We can trace the start of the Plan’s implementation to 1927 when Stalin won a political victory over Trotsky and gained full power in the country. In 1946 the main objectives of the Plan were achieved, manifesting its end. The atomic bomb test in the United States during the Potsdam Conference in the summer of 1945 signalled that the era of Stalin’s Plan was coming to an end. Stalin had not factored for the atomic bomb. Therefore, Stalin's Plan spanned the period 1927 to 1946, which is the period of Soviet history covered in this book.

It might occur to the reader that this author wishes to absolve Hitler of the blame for the war by shifting it onto Stalin. This is categorically not the case. Germany and Hitler’s guilt are obvious and fully acknowledged by the world. Most importantly, Germany has acknowledged its guilt before the world. Together the world defeated Nazism, and the new Germany has nothing in common with what Hitler was trying to build.

The fate of the USSR and Stalin’s “heritage” was quite different. In 1939-1940, the USSR committed numerous international crimes, as mentioned above. As a result of one of these, the aggression against Finland, the USSR was expelled from the League of Nations. The other crimes of Stalin’s regime, including crimes against the peoples of the USSR, were not fully acknowledged.
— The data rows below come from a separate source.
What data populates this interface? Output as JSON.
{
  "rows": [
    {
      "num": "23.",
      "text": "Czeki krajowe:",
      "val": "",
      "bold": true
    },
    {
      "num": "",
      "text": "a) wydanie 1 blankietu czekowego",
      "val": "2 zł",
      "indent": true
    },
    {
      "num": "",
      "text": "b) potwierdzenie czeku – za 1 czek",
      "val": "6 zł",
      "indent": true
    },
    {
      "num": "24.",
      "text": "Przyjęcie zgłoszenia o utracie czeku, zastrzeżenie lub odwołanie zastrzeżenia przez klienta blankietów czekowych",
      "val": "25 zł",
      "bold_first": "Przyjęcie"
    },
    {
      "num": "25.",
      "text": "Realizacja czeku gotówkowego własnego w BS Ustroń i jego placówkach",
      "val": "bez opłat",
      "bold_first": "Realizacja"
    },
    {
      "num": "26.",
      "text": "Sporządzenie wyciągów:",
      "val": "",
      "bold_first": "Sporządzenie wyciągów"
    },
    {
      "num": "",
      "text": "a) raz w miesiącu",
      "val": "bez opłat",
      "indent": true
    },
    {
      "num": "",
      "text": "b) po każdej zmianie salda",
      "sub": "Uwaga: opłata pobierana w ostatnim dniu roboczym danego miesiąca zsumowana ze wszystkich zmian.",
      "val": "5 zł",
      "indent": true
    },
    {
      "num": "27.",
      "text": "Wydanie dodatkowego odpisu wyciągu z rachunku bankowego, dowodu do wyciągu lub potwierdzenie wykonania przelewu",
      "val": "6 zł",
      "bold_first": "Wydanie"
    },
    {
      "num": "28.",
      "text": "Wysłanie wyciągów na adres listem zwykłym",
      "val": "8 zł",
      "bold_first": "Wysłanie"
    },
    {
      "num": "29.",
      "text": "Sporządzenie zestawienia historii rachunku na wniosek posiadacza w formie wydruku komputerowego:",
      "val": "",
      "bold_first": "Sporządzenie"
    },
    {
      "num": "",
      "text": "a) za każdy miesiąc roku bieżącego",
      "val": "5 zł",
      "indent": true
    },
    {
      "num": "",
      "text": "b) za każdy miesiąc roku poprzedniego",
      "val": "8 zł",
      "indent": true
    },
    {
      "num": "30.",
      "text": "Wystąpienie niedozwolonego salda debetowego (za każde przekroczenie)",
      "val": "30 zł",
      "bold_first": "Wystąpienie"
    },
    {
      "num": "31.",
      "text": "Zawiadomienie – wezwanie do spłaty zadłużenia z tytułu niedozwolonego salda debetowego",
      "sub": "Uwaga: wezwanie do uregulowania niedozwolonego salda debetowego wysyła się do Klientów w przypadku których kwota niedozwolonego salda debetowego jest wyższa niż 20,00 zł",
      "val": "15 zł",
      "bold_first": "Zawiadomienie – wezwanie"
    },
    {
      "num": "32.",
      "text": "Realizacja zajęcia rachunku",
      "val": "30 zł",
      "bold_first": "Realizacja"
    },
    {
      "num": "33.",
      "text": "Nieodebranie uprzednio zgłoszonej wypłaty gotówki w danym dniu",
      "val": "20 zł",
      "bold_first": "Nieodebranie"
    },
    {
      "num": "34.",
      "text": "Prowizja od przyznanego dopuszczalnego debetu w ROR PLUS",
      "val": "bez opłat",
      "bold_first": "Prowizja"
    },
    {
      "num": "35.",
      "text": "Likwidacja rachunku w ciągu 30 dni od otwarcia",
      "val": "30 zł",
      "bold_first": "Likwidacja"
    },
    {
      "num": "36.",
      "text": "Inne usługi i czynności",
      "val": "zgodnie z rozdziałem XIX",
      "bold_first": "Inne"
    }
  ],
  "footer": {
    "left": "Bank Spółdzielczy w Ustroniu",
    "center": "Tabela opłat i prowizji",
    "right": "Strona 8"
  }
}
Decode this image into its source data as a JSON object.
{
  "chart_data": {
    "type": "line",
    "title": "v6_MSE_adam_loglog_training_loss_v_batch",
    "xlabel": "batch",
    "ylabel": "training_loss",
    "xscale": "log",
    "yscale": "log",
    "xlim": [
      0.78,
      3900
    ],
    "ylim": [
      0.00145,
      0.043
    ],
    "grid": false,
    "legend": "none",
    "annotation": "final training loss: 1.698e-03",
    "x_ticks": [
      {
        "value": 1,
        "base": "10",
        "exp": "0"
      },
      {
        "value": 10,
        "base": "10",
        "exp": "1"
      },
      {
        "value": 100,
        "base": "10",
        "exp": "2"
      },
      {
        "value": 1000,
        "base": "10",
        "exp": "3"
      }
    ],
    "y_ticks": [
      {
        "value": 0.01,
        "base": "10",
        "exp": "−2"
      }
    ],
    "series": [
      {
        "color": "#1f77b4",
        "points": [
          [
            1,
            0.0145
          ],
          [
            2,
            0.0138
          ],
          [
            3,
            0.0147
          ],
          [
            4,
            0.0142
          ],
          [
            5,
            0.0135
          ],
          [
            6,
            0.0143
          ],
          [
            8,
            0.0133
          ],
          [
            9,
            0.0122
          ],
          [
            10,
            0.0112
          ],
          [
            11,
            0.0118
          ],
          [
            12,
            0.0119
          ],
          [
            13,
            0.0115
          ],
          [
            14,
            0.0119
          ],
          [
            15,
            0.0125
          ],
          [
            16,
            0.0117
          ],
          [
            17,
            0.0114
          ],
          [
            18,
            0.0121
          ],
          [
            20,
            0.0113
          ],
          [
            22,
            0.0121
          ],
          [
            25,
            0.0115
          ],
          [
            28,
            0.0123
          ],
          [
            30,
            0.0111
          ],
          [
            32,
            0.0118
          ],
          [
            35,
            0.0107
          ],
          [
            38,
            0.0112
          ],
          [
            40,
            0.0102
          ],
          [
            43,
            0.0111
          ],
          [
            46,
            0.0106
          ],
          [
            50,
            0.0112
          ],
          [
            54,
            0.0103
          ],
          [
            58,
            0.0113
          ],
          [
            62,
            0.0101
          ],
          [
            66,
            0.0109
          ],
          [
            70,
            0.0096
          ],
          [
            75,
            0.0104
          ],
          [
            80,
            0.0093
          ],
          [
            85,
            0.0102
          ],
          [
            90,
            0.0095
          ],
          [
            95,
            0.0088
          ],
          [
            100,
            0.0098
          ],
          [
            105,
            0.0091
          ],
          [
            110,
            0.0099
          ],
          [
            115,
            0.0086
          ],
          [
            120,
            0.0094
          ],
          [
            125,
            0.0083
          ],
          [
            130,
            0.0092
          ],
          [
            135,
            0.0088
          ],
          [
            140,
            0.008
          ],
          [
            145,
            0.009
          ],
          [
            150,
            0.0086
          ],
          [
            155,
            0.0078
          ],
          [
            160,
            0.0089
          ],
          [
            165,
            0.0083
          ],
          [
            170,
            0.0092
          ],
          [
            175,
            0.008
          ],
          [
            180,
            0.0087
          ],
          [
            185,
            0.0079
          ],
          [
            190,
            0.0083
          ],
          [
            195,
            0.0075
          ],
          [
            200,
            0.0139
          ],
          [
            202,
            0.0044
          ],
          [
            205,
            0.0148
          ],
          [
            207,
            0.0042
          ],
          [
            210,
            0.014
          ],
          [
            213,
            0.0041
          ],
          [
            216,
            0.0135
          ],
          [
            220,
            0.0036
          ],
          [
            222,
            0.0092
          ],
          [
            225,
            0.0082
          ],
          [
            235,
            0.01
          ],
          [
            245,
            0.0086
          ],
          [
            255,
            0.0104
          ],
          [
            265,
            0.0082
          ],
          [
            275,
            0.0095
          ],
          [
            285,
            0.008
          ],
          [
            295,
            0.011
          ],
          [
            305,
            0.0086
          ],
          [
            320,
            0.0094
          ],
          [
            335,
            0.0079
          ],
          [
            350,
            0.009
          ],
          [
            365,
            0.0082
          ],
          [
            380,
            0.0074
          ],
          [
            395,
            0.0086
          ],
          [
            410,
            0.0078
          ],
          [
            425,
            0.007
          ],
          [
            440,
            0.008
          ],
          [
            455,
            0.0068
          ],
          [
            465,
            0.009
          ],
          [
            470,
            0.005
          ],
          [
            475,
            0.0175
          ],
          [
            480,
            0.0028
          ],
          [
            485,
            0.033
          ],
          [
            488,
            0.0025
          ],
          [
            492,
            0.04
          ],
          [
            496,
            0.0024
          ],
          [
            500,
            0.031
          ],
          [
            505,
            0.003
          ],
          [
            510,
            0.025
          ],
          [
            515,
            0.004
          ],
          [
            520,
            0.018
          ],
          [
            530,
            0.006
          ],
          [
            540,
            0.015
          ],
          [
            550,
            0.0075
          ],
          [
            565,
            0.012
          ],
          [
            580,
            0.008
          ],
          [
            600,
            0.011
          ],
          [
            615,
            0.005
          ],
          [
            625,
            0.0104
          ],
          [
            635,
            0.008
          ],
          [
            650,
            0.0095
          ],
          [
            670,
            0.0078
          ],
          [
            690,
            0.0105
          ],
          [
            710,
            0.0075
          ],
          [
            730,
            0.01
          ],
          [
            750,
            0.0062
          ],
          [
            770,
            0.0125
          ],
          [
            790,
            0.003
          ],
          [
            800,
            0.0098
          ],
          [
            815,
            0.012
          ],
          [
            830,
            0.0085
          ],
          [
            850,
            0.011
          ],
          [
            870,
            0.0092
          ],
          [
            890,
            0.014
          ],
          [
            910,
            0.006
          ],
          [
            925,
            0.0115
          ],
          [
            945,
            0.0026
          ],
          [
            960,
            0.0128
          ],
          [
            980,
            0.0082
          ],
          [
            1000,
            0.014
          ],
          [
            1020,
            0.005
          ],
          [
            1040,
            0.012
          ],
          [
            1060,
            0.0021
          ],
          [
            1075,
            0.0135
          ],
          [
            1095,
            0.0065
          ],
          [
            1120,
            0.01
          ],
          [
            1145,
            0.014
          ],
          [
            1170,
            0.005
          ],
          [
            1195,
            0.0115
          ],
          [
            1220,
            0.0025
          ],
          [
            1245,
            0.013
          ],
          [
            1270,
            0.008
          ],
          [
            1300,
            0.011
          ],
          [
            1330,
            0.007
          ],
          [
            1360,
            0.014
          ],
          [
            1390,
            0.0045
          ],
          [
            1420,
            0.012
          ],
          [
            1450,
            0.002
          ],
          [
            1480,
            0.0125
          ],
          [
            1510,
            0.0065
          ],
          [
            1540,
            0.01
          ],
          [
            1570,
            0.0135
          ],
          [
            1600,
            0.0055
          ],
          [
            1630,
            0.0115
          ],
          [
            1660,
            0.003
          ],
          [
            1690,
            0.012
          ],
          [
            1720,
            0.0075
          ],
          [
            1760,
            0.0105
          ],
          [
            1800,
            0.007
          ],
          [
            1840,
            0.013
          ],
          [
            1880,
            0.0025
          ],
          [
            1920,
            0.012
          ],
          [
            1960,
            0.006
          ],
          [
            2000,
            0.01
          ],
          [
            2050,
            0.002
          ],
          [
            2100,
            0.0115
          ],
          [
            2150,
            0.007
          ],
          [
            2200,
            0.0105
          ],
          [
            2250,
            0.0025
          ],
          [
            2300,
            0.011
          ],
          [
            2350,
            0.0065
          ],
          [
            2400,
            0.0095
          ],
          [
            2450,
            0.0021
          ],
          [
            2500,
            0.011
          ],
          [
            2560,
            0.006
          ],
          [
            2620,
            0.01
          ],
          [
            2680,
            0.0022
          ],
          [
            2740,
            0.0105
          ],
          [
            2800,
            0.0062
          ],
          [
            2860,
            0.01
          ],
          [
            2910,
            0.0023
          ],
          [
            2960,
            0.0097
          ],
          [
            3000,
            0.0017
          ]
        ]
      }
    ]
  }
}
After the war, these crimes were forgotten for the sake of political expediency during the reconstruction of the post-war world. After the war neither the communist powers of the USSR nor Stalin changed, and they accepted no guilt before their country or the nations of the world. The underlying essence of the regime established by Stalin was maintained, and despite a formal condemnation of Stalin’s cult of personality during the Khrushchev era, it survived up until perestroika. However, during perestroika and thereafter, when the new Russia formally embarked on a different path of development, which had nothing in common with its communist predecessor, society was still not able to understand and fully evaluate its past.

This became apparent during the investigation into the Katyn tragedy. In 1991, the Soviet Union acknowledged its responsibility for the execution of Polish prisoners of war in 1940. An investigation into this crime was launched. However, in 2004 the investigation was closed, and the results of the inquiry were classified. 

Meanwhile, as this book will show, the Katyn massacre had a direct connection to Stalin’s Plan, and an adequate investigation of these events would have uncovered the truth about Stalin’s real role in World War II.

 The actions of the Russian authorities, classifying the results of an investigation into events that happened seventy years ago, prove their organic connection with the secret organization which committed these crimes. The investigation presented in this book sheds light on the Stalinists’ objectives and their methods to achieve them.

This book is a warning to those who are willing to forget past experience. Forewarned is forearmed.

The author wishes to emphasize that this book presents the results of an independent study, which was not supported or funded by any organization.